Aviation plays a significant role in global warming through both CO2 and non-CO2 emissions, with persistent contrails and aviation-induced cloudiness serving as key drivers of radiative forcing. Accurate detection of these phenomena is therefore essential for evaluating aviation's environmental impact. This work introduces the Contrail Detection and Segmentation Ensemble Model (CDSEM), combining six neural networks for semantic and instance segmentation, trained on the Open-Contrails dataset and our modified polygon-based variant (PB-OpenContrails). Detection metrics show that CDSEM accurately identifies 93% of targeted contrail features, with false positive detections under 3%. Segmentation metrics were found to be significantly constrained by imperfections in human-delineated contrails used as ground truth.
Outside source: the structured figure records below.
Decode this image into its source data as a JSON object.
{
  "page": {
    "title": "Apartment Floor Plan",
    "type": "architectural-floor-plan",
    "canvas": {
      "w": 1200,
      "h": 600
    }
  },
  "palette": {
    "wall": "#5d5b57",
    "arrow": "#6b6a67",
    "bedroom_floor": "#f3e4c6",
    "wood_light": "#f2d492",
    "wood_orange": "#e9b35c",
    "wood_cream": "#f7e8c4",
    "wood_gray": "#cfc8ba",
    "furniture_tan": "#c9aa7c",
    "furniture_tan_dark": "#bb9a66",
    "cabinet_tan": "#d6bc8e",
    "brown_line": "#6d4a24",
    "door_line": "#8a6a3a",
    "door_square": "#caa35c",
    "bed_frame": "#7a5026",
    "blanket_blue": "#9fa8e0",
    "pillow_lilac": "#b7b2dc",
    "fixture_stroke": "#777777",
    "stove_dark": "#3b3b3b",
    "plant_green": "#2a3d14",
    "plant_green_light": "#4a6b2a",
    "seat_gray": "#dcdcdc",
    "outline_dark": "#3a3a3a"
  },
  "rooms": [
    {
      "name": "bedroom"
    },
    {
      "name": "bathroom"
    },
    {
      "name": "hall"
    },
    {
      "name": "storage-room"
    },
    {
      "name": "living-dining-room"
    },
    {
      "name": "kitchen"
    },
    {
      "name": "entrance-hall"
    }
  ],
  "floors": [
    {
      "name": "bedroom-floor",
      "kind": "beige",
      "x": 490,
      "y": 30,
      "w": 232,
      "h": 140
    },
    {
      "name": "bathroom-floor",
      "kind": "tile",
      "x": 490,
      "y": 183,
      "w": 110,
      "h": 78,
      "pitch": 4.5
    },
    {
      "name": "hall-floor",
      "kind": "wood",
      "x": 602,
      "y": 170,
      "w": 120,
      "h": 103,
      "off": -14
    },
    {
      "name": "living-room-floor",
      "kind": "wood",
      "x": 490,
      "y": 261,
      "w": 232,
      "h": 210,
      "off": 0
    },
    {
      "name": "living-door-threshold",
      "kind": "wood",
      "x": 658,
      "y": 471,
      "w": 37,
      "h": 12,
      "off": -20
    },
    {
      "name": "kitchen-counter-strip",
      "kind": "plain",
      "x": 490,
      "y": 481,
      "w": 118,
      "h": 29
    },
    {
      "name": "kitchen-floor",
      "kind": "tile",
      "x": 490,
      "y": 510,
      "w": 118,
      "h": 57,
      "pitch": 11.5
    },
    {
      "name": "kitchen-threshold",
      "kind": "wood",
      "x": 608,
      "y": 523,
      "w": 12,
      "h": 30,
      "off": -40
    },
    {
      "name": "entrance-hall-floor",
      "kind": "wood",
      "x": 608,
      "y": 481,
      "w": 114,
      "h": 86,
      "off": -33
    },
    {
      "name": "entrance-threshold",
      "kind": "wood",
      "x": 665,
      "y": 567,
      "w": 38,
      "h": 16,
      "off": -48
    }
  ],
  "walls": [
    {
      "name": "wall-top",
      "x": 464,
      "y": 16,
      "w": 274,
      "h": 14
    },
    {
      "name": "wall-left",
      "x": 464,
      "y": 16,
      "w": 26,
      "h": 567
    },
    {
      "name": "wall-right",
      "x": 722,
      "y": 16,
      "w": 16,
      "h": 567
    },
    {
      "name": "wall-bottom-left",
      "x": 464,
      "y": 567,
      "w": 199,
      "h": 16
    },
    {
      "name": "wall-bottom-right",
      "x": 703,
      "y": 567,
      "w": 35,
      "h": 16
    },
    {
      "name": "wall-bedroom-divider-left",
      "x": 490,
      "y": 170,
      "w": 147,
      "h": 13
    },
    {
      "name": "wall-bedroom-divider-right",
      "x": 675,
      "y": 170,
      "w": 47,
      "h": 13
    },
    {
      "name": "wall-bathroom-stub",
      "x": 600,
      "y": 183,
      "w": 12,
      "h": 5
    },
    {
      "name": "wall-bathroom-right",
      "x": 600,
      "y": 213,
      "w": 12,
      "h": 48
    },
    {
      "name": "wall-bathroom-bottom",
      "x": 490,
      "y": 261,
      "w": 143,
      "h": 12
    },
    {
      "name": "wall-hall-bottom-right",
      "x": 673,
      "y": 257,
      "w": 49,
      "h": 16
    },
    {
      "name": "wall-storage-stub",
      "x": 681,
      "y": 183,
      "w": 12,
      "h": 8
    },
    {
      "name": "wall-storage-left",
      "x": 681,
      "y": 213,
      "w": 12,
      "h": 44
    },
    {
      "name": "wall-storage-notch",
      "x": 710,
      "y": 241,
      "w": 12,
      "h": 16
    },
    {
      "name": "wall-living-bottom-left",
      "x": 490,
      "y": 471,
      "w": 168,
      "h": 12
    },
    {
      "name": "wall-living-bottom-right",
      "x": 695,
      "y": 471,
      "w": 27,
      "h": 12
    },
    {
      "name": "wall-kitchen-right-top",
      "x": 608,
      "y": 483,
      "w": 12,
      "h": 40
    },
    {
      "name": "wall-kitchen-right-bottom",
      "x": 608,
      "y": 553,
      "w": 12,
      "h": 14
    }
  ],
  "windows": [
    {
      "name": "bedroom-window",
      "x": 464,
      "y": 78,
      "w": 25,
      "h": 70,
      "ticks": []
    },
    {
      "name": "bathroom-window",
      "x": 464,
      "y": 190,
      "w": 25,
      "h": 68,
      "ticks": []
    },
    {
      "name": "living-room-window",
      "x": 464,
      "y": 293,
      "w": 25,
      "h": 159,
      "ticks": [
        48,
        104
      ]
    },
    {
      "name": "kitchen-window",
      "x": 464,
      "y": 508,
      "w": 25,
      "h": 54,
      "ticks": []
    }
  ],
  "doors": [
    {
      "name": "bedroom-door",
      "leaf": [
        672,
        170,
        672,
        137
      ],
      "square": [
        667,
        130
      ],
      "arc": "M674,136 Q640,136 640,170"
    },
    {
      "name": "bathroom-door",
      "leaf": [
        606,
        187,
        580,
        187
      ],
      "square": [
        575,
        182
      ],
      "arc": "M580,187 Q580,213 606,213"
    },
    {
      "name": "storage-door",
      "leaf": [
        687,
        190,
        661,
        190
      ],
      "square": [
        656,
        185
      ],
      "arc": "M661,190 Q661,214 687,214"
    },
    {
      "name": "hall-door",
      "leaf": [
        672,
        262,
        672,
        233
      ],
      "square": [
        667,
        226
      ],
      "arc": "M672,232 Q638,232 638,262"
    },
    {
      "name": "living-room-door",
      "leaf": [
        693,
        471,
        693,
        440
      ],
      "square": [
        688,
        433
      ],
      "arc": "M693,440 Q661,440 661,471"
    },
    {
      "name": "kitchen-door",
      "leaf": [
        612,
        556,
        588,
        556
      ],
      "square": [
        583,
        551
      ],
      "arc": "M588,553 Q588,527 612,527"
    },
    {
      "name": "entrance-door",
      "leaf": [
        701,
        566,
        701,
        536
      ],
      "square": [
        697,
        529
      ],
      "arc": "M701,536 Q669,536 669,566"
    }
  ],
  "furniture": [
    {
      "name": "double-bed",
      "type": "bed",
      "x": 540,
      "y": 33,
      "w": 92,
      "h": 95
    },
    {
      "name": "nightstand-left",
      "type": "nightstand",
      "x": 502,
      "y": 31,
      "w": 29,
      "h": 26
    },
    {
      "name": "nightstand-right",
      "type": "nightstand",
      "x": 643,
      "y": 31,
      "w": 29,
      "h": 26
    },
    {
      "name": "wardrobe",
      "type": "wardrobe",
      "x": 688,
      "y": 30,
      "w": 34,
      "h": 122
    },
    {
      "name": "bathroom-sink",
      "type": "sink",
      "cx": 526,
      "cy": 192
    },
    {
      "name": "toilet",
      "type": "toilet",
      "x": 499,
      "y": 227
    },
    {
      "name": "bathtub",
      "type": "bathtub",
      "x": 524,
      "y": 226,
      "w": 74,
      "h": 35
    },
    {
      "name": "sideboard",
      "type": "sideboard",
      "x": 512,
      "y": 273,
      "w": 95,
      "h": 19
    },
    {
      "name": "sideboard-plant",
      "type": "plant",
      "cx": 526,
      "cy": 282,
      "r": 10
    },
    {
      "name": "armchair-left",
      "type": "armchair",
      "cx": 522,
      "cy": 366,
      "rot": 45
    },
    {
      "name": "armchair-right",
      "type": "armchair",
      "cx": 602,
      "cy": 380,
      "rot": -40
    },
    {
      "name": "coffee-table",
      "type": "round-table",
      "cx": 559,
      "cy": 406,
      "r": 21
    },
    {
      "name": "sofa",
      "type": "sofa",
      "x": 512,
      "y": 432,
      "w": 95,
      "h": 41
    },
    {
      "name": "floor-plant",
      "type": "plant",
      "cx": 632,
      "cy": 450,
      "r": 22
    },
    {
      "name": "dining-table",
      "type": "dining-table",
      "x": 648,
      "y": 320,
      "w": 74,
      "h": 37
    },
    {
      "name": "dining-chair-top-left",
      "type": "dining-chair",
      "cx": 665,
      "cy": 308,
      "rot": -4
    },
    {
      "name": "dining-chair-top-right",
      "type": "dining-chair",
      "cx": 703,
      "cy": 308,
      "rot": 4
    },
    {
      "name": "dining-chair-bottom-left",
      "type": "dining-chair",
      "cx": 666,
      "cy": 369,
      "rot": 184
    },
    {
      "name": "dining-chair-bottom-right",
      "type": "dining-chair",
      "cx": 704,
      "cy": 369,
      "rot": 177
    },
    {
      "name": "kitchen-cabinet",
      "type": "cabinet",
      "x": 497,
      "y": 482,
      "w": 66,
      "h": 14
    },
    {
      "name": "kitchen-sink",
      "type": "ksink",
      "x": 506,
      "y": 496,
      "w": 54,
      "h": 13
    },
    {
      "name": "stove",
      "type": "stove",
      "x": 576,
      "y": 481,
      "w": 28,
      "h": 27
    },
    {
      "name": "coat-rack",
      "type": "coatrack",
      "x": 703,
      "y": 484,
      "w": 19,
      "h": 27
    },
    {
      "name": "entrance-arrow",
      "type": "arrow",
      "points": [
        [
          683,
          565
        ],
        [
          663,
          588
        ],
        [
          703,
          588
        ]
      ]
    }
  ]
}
To address this, we propose the Boundary Soft (BS γβ) framework, which accounts for minor pixel deviations (γ and β). With this framework, CDSEM achieves an 81.25% Global Dice Score for γ = β = 1. Despite strong detection and segmentation performance on OpenContrails, our analysis revealed that CDSEM struggles with older, diffused, and nonlinear contrails, a limitation underrepresented in the metrics due to the scarcity of such cases in the dataset. To enhance its applicability in detecting a broader range of aviation-induced cloudiness, we propose the Optical Flow Correction (OFC) algorithm as an additional layer for CDSEM. This integration improves the detection of aged contrails by incorporating information from previously identified ones. Collectively, the proposed methods serve to effectively detect both linear and older diffused contrails, making them valuable tools for climate studies. Furthermore, the proposed evaluation framework and the insights from this study establish a solid foundation for enhancing the performance and interpretability of machine learning models applied in this domain.